Really this video seems to be made by an agency with an agenda of poking to see if they can make troubke in India. Isn't Alabama police paralyzing old fathers of U.S. residents, or Mississippi police shooting local youth for perfectly normal behaviour such as shopping, enough to concern this narrator? Racism is rampant when young brilliant sons of India are shot dead in U.S. by locals for no reason at all. Stop making trouble for India and see what werewolfish interests that troublemaking serves.

India isn't a race, it's a culture, and as for looking different, there are as many similar people as extremely dissimilar given any two locations, however close or far. There is huge southern chip on shoulder about colour, but anyone with unbiased eyes can find dark northerners and fair, even light eyed and light haired southerners - or westerners or southwesterners - and the northeast merely is adjoining a border, but so is any other border region or coastal region. Stop feeding the separation feeling and let India love diversity of every kind allowed to grow through millennia!

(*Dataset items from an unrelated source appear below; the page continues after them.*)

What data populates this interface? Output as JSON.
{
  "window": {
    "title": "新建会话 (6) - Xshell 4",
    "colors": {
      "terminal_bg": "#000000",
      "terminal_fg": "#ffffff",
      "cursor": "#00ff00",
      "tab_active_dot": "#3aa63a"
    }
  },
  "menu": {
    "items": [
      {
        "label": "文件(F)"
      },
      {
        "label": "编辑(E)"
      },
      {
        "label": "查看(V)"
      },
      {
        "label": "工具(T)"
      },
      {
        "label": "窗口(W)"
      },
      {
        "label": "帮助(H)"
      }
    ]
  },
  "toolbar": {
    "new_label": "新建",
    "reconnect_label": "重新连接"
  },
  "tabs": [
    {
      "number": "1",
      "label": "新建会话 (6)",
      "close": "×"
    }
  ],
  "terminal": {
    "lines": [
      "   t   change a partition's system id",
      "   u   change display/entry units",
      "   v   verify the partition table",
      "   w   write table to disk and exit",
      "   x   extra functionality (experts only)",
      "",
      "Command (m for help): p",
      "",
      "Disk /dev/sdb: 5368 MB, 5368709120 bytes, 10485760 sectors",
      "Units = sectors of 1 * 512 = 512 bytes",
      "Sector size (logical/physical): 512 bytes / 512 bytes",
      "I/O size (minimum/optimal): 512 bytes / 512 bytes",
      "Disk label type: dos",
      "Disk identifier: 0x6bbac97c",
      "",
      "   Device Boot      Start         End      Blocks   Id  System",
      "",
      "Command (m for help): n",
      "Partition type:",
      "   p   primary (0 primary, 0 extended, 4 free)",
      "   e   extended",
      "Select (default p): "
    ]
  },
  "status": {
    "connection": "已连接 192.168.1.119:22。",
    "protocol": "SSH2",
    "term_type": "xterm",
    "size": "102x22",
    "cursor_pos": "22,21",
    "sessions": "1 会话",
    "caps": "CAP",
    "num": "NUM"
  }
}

Responding to a comment below the original YT video by Atolimi267 Kiba:-


"I am from north east NAGALAND and i dont think it's just the north east people look different but people from different part of India has different looks and different identy . PROUD TO BE AN INDIAN , PROUD TO BE A NAGA ."

Atolimi267 Kiba - very well said, and what's more, looks are quite often typecast incorrectly too, especially due to Brits trying to break up India after 1857.

Responding to a comment below the original YT video by Serchhip Chelsea:-

"Wow! These people looks like us. I'm from Osaka, Japan."

Yes, Japan to central Asia to southeast Asia there are similarities, not everyone identical but lot. Just as Europe to central Asia to southernmost tip of India there are light eyes and hair and fair skin, too, with more or less occurrence, and similarly other colours throughout India including separated parts. Diversity in India is a rich heritage.